La Lorelei à travers plusieurs poèmes allemands et français des 19e et 20e siècles
Partie 3/5 - Le fantôme
Heinrich HEINE (1797-1856) est un célèbre poète et journaliste allemand de confession juive né à Düsseldorf.
En 1827, il publia le
Buch der Lieder (Die Heimkehr, II), où il reprend le personnage créé par BRENTANO et lui fait prendre une nouvelle direction. Cette Lorelei fait partie des plus célèbres :
Ich weiß nicht was soll es bedeuten
Ich weiß nicht was soll es bedeuten,
Daß ich so traurig bin;
Ein Märchen aus alten Zeiten,
Das kommt mir nicht aus dem Sinn.
Die Luft ist kühl und es dunkelt,
Und ruhig fließt der Rhein;
Der Gipfel des Berges funkelt
Im Abendsonnenschein.
Die schönste Jungfrau sitzet
Dort oben wunderbar;
Ihr goldnes Geschmeide blitzet,
Sie kämmt ihr goldenes Haar.
Sie kämmt es mit goldenem Kamme
Und singt ein Lied dabei;
Das hat eine wundersame,
Gewaltige Melodei.
Den Schiffer im kleinen Schiffe
Ergreift es mit wildem Weh;
Er schaut nicht die Felsenriffe,
Er schaut nur hinauf in die Höh.
Ich glaube, die Wellen verschlingen
Am Ende Schiffer und Kahn;
Und das hat mit ihrem Singen
Die Lore-Ley getan.
***
Mon Cœur, pourquoi ces noirs présages ?
Je suis triste à mourir.
Une histoire des anciens âges
Hante mon Souvenir.
Déjà l’air fraîchit, le soir tombe,
Sur le Rhin, flot grondant ;
Seul, un haut rocher qui surplombe
Brille aux feux du couchant.
Là-haut, des nymphes la plus belle,
Assise, rêve encore ;
Sa main, où la bague étincelle,
Peigne ses cheveux d’or.
Le peigne est magique. Elle chante,
Timbre étrange et vainqueur,
Tremblez fuyez ! la voix touchante
Ensorcelle le cœur.
Dans sa barque, l’homme qui passe,
Pris d’un soudain transport,
Sans le voir, les yeux dans l’espace,
Vient sur l’écueil de mort.
L’écueil brise, le gouffre enserre,
La nacelle est noyée,
Et voila le mal que peut faire
Loreley sur son rocher.
***
Remarque : le poème en français n’est pas une traduction littérale. Il semblerait qu’elle soit également de l’auteur.

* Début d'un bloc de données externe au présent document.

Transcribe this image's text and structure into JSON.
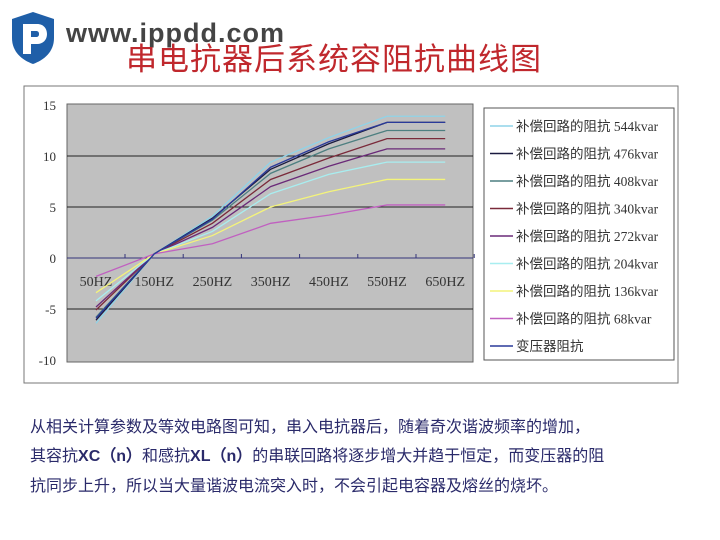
{
  "header": {
    "site": "www.ippdd.com",
    "title": "串电抗器后系统容阻抗曲线图"
  },
  "chart_data": {
    "type": "line",
    "title": "",
    "xlabel": "",
    "ylabel": "",
    "categories": [
      "50HZ",
      "150HZ",
      "250HZ",
      "350HZ",
      "450HZ",
      "550HZ",
      "650HZ"
    ],
    "ylim": [
      -10,
      15
    ],
    "yticks": [
      "15",
      "10",
      "5",
      "0",
      "-5",
      "-10"
    ],
    "grid": true,
    "legend_position": "right",
    "series": [
      {
        "name": "补偿回路的阻抗 544kvar",
        "color": "#8fd3e8",
        "values": [
          -6.4,
          0.4,
          4.1,
          9.4,
          11.8,
          13.9,
          13.9
        ]
      },
      {
        "name": "补偿回路的阻抗 476kvar",
        "color": "#1a1a40",
        "values": [
          -6.1,
          0.4,
          3.9,
          8.7,
          11.2,
          13.3,
          13.3
        ]
      },
      {
        "name": "补偿回路的阻抗 408kvar",
        "color": "#4d7f80",
        "values": [
          -5.8,
          0.4,
          3.7,
          8.3,
          10.7,
          12.5,
          12.5
        ]
      },
      {
        "name": "补偿回路的阻抗 340kvar",
        "color": "#7a2a3a",
        "values": [
          -5.1,
          0.4,
          3.4,
          7.7,
          9.8,
          11.7,
          11.7
        ]
      },
      {
        "name": "补偿回路的阻抗 272kvar",
        "color": "#6a2a78",
        "values": [
          -4.8,
          0.4,
          3.0,
          7.0,
          9.0,
          10.7,
          10.7
        ]
      },
      {
        "name": "补偿回路的阻抗 204kvar",
        "color": "#a8eef0",
        "values": [
          -4.2,
          0.4,
          2.6,
          6.3,
          8.2,
          9.4,
          9.4
        ]
      },
      {
        "name": "补偿回路的阻抗 136kvar",
        "color": "#f4f47a",
        "values": [
          -3.4,
          0.4,
          2.2,
          5.0,
          6.5,
          7.7,
          7.7
        ]
      },
      {
        "name": "补偿回路的阻抗 68kvar",
        "color": "#c060c0",
        "values": [
          -1.8,
          0.4,
          1.4,
          3.4,
          4.2,
          5.2,
          5.2
        ]
      },
      {
        "name": "变压器阻抗",
        "color": "#2a3a9a",
        "values": [
          -5.9,
          0.4,
          3.8,
          8.9,
          11.4,
          13.3,
          13.3
        ]
      }
    ]
  },
  "description": {
    "line1": "从相关计算参数及等效电路图可知，串入电抗器后，随着奇次谐波频率的增加，",
    "line2a": "其容抗",
    "xc": "XC（n）",
    "line2b": "和感抗",
    "xl": "XL（n）",
    "line2c": "的串联回路将逐步增大并趋于恒定，而变压器的阻",
    "line3": "抗同步上升，所以当大量谐波电流突入时，不会引起电容器及熔丝的烧坏。"
  }
}
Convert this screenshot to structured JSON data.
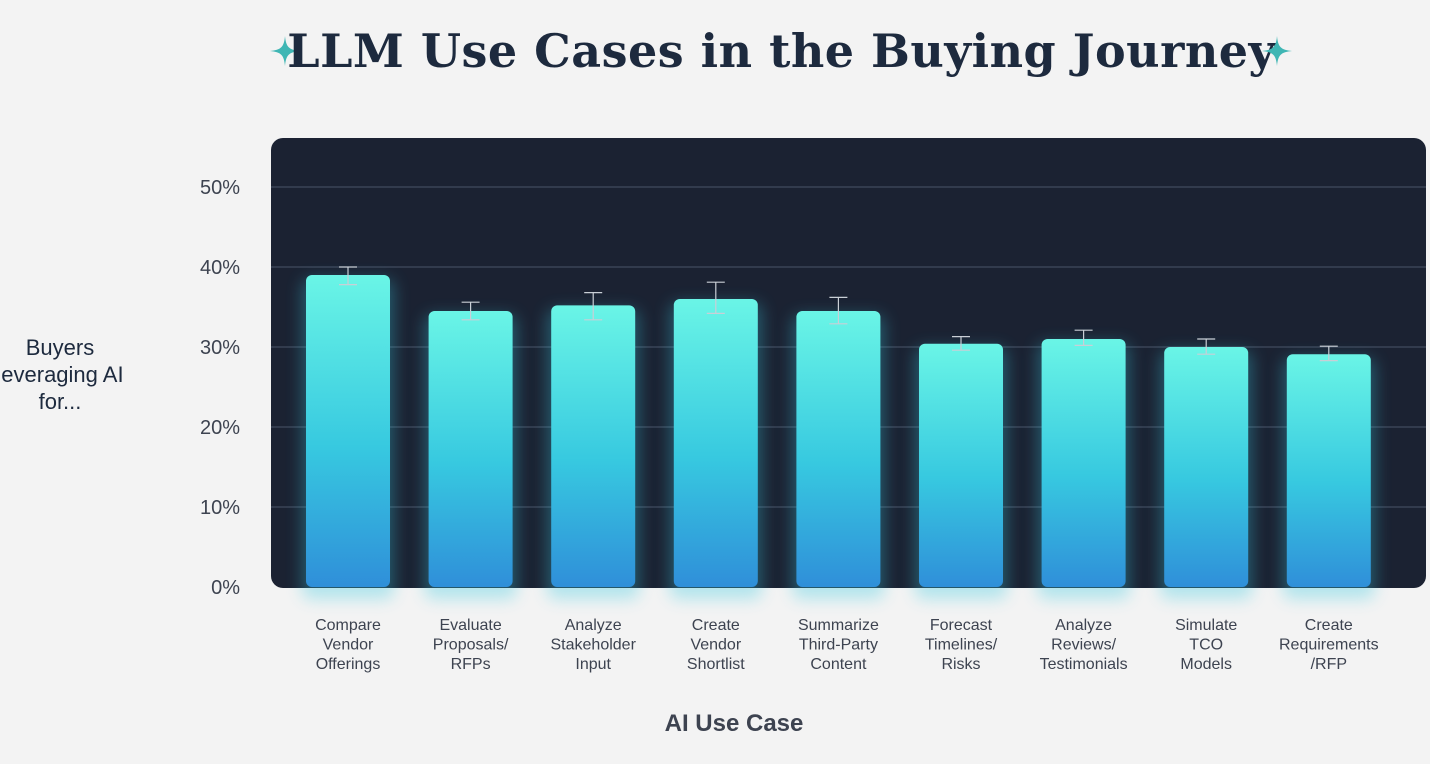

Ich weiß nicht was soll es bedeuten a été mis en musique par Friedrich SILCHER (1789-1860).
Le poème se compose de vingt-quatre vers répartis en six quatrains. Les rimes sont croisées. La forme est assez proche de celle de la ballade du
Godwi de BRENTANO : il s’agit également de quatrains, les rimes sont croisées et les vers sont de longueur similaire.
Première strophe : état d’esprit du narrateur
Je ne sais pas pourquoi,
Je suis si triste ;
Un conte des temps anciens,
Ne sort pas de mon esprit.
L’auteur est mélancolique, état d’esprit romantique par excellence. L’histoire de la Lorelei est assimilée à un conte des anciens temps, alors qu’elle n’a à l’époque que 26 ans. Ceci contribue à l’ancrer dans la légende.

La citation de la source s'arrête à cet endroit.